Maître des nanocristaux

Le prix Ruzicka 2013 est décerné au professeur assistant de l'ETH Maksym Kovalenko. Cet Ukrainien mène avec succès des recherches sur de nouveaux nanomatériaux destinés à être utilisés dans l'électronique, l'optique et les batteries.

Vue agrandie : kovalenko
Des débuts prometteurs à l'ETH Zurich : Maksym Kovalenko reçoit le prix Ruzicka 2013 (photo : Barbara Brauckmann / ETH Zurich).

Maksym Kovalenko se tient à côté de son bureau, vous scrutant avec curiosité, mais avec retenue. Comme de nombreux bureaux de la Digue de Barbarie du HCI, le sien est sans décoration et plutôt petit. Il ne semble pas encore aménagé, le professeur assistant de 31 ans, qui fait de la recherche à l'ETH Zurich depuis juillet 2011, n'en a tout simplement pas eu le temps. De plus, il a un deuxième bureau à l'Empa. Il fait donc la navette entre le Hönggerberg et Dübendorf - et pourtant, il ne semble pas stressé. Au contraire, Kovalenko semble être une personne calme, réfléchie, presque timide, qui n'a pas besoin de trop parler. Sauf lorsqu'il évoque ses recherches. Il sort d'une pile de tirés à part l'une de ses nouvelles publications, afin de mieux expliquer ce sur quoi il travaille : sur des nanocristaux unitaires d'étain ou d'antimoine, par exemple, qui pourraient être utilisés à l'avenir dans les batteries (ETH Life a rapporté).

Kovalenko est également enthousiasmé par les travaux actuels de son groupe sur les matériaux de stockage du sodium, qui pourraient constituer une véritable alternative avantageuse à la technologie du lithium actuellement utilisée. Il veut optimiser la taille et la forme des nanocristaux afin d'améliorer sensiblement la densité énergétique des batteries rechargeables lithium-ion et sodium-ion. Il souhaite également mieux comprendre et développer la chimie de surface des nanocristaux, ce qui constituerait une percée pour leur utilisation dans l'électronique, le photovoltaïque et les batteries.

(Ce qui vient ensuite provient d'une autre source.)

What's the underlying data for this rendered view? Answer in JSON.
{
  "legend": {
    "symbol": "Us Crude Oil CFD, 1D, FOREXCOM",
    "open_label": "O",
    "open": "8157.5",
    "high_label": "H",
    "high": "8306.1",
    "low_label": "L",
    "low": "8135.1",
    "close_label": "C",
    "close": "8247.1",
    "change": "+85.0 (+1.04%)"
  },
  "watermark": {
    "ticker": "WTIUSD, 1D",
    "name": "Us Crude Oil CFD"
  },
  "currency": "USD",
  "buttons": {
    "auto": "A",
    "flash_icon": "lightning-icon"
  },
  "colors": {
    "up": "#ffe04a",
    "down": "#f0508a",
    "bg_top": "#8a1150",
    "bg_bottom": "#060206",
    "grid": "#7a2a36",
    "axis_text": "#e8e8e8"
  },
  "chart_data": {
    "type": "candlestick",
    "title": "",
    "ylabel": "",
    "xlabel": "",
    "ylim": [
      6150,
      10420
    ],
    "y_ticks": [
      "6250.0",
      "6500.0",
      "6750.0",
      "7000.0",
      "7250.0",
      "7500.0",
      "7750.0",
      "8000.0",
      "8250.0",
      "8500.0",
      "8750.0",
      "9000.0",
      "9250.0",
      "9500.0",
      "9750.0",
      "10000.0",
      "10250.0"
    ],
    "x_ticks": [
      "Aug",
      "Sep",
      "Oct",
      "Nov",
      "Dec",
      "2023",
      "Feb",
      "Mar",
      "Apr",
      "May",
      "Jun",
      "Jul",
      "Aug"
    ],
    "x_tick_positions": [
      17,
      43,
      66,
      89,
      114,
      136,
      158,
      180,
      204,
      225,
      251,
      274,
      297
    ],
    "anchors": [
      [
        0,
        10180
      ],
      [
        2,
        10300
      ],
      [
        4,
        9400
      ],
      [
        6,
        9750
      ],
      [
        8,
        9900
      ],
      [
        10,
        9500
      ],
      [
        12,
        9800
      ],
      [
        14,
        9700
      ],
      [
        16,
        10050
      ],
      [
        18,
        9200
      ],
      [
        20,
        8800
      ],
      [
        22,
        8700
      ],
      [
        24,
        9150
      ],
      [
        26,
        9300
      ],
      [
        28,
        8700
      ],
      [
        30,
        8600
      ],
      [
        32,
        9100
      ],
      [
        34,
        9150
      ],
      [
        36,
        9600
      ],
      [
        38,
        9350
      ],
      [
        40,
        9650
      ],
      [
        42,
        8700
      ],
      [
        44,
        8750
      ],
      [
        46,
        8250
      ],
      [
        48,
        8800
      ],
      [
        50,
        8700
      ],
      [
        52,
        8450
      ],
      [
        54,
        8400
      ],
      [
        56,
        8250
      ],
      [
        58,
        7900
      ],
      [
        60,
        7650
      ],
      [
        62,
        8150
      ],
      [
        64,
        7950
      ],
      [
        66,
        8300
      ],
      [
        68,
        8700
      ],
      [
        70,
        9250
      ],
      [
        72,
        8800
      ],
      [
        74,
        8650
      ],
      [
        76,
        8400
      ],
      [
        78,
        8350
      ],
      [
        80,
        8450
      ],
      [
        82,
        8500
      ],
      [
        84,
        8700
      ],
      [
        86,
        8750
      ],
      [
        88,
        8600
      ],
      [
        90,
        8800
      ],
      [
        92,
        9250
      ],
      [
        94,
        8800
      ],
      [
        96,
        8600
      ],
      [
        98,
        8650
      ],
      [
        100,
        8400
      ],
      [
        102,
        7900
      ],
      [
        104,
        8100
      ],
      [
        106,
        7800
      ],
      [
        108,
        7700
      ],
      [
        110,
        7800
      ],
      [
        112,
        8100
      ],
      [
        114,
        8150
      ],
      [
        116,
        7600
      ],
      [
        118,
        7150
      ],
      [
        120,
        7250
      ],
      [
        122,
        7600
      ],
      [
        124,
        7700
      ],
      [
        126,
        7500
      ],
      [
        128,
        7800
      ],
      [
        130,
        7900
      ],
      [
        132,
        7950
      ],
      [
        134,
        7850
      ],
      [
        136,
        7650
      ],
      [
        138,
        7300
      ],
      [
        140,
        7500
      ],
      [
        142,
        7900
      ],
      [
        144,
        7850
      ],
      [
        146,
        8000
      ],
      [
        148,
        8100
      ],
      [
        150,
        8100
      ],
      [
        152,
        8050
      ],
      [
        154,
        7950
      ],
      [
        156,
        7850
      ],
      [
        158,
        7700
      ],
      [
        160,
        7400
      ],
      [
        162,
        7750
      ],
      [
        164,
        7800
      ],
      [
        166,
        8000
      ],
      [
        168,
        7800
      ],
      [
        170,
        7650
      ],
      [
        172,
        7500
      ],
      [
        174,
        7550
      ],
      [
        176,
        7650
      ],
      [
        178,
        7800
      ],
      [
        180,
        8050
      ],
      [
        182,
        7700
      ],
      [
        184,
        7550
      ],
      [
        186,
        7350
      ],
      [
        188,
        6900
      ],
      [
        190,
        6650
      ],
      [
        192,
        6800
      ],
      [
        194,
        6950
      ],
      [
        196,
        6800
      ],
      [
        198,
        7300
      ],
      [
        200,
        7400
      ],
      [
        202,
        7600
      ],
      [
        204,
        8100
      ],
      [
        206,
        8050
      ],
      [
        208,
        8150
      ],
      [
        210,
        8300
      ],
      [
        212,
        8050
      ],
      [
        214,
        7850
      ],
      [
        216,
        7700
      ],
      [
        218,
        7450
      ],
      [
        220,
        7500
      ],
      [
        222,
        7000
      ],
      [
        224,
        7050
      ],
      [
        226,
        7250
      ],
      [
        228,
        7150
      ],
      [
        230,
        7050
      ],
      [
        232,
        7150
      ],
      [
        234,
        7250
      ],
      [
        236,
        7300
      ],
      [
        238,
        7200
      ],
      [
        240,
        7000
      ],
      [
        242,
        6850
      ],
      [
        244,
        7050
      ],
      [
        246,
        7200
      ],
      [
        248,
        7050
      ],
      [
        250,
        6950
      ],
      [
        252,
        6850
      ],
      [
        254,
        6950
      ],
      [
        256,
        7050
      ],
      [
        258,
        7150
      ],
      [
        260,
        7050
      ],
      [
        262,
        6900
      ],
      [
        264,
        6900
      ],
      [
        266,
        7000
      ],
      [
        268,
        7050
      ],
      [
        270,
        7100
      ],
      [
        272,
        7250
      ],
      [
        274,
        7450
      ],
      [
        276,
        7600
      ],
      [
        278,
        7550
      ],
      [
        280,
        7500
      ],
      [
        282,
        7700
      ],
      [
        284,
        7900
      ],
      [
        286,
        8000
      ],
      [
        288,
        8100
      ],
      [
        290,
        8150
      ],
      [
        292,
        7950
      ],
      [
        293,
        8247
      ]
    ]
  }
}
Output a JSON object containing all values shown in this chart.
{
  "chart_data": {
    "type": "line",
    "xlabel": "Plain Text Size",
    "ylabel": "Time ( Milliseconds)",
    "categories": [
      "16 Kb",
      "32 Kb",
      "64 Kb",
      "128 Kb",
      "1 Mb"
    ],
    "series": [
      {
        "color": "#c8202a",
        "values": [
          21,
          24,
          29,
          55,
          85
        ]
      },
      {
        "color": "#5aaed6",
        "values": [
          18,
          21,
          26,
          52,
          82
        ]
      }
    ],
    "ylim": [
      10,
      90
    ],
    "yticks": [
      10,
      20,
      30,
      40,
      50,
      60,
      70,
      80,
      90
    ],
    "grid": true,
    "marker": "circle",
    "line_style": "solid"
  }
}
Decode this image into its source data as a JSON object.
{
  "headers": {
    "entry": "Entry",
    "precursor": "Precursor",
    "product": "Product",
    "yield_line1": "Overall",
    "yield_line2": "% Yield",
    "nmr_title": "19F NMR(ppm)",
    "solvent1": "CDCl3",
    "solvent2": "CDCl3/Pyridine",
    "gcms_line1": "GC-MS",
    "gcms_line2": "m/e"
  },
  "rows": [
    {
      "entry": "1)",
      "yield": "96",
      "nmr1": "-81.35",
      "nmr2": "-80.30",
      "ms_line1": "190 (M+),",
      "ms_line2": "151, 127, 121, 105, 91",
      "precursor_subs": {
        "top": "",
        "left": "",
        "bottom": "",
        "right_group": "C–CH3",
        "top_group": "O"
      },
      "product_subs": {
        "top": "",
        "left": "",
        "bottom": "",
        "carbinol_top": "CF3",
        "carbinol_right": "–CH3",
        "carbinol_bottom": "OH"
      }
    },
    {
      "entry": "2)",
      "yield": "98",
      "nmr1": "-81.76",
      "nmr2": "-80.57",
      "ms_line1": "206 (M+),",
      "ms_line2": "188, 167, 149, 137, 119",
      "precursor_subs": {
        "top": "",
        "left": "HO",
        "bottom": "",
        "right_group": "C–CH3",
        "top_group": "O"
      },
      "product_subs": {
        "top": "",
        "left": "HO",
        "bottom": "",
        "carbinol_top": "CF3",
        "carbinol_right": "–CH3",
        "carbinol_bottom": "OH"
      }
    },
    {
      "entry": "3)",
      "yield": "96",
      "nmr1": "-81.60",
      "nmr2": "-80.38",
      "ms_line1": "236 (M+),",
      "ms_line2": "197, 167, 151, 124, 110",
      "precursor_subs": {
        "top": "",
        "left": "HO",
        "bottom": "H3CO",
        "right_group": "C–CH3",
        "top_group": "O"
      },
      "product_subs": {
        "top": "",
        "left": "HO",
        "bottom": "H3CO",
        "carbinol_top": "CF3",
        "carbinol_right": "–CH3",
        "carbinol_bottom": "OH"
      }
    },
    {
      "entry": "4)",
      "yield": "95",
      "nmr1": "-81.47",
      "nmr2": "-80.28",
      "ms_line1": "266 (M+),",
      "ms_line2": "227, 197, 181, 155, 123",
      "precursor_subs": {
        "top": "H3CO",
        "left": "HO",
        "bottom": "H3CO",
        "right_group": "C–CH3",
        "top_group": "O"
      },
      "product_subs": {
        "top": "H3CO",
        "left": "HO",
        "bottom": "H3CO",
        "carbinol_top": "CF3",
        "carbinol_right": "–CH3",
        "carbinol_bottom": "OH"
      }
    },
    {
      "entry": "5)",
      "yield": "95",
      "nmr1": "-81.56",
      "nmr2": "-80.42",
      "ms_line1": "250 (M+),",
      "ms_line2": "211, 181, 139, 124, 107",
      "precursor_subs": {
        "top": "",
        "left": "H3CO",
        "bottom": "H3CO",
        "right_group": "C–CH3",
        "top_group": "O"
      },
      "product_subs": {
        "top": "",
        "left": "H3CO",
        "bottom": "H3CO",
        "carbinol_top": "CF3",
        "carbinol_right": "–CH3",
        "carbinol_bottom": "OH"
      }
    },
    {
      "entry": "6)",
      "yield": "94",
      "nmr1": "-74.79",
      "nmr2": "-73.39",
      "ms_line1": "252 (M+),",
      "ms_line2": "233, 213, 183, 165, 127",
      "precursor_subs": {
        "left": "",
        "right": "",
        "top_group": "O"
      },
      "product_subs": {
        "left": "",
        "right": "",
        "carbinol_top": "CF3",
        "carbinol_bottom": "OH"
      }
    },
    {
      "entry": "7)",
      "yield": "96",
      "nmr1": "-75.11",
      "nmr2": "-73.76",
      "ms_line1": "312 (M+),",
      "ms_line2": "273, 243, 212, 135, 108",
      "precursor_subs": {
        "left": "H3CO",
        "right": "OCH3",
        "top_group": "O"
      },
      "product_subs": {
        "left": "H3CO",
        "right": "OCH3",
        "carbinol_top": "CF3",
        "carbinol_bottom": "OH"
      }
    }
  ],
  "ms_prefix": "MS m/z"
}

Au cours de sa courte carrière de chercheur, Kovalenko a déjà accompli beaucoup de choses importantes, si bien que le prix Ruzicka 2013 lui est maintenant décerné ce soir. Un honneur qu'il accepte avec plaisir, car il s'agit, avec un ERC Starting Grant de 2012 d'un montant de 1,8 million de francs, de la distinction la plus importante qu'il reçoit depuis le début de sa carrière de chercheur indépendant. "Ce prix signifie vraiment beaucoup pour moi, surtout quand je pense aux personnalités de la recherche qui l'ont reçu jusqu'à présent", dit-il en regardant la liste des précédents lauréats. "Cet honneur ne m'encouragera pas seulement personnellement, mais aussi mon groupe à poursuivre ses recherches sur des matériaux inorganiques nouveaux et utiles".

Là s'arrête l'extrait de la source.